Protective efficacy of permethrin-treated trousers against tick infestation in forestry workers
Roßbach, B.; Kegel, P.; Zier, U.; Niemietz, A.; Letzel, S.
Annals of Agricultural and Environmental Medicine: Aaem 21(4): 712-717
Prevention of tick borne diseases in forestry workers is essentially based on the use of appropriate clothing. The objective of this pragmatic, randomized, controlled trial was to assess the potential benefit of permethrin-treated working trousers for the prevention of tick infestation during forestry work. N=164 male forestry workers were equipped for a period of 16 weeks with permethrin-treated (intervention group-I) or untreated work trousers (control group-II). Subgroups, according to the use of trousers with (I-1, II-1) or without cut protection lining (I-2, II-2) were constituted. Tick infestation (quantity of ticks on the body surface) was assessed by questionnaire after 16 workdays. Control and intervention groups were compared by calculating the infestation rate (percentage of subjects with ticks) and the average number of ticks per workday.
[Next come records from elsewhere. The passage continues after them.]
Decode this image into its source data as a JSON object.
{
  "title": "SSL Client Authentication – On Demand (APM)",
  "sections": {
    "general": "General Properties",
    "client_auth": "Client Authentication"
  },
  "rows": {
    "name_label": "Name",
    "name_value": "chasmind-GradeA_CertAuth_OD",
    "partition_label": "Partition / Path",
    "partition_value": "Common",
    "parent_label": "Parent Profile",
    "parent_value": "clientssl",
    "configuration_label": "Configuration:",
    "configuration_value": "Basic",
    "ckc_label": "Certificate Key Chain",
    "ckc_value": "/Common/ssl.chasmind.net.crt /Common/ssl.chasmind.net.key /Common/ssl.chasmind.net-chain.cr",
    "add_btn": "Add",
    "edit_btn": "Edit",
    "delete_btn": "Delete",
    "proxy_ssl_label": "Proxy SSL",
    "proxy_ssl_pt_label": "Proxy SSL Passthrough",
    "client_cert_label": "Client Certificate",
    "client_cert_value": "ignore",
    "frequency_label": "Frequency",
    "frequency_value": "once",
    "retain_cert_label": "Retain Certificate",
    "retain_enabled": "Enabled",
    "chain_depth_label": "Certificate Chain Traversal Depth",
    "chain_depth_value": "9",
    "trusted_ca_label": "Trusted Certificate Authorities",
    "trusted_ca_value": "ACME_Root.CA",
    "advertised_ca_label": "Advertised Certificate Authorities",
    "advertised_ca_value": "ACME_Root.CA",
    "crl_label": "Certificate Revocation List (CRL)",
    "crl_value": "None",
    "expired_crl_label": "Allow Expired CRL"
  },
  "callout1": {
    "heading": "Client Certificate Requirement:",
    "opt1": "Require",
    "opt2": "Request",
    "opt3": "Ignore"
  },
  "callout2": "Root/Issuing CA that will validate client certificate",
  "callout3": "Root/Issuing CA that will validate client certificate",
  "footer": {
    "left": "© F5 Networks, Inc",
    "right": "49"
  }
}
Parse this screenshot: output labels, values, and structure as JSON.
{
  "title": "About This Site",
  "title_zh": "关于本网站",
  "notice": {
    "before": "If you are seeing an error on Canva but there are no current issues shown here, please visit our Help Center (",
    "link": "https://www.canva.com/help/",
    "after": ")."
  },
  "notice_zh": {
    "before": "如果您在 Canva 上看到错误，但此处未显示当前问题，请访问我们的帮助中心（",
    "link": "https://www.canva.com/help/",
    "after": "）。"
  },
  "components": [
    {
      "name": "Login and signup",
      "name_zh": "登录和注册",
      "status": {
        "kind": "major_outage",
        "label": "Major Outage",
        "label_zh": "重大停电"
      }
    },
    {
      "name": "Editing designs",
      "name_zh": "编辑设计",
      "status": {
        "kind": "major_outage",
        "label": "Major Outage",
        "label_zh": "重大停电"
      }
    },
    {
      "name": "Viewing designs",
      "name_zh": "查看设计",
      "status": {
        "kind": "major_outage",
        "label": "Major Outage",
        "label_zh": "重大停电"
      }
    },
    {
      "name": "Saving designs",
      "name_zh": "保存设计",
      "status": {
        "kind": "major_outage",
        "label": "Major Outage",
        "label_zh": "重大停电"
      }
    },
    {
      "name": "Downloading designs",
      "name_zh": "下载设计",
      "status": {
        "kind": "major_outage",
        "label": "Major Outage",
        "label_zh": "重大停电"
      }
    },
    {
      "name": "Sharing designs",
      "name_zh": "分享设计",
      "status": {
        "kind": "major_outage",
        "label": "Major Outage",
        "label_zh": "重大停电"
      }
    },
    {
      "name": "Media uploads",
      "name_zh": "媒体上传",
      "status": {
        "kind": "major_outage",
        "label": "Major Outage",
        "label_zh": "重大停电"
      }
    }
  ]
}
The infestation rate in the intervention group was significantly lower than in the control group (36.6 vs. 63.4%, p=0.001; Fisher-test). Further analysis revealed a significant reduction of tick infestation by permethrin treatment only for subjects wearing trousers without the cut protection lining (I-2: 34.2 vs. II-2: 80.0%, p<0.001), while users of cut protection trousers did not benefit from such treated trousers (I-1: 38.6 vs. II-1: 47.6%, n.s.). Similar results were found for comparisons based on the average number of ticks per workday. The use of permethrin-treated trousers does not completely prevent tick infestations. Improvement of tick protection has been shown only for some applications, but not in general. Additional prevention measures are therefore still indispensable.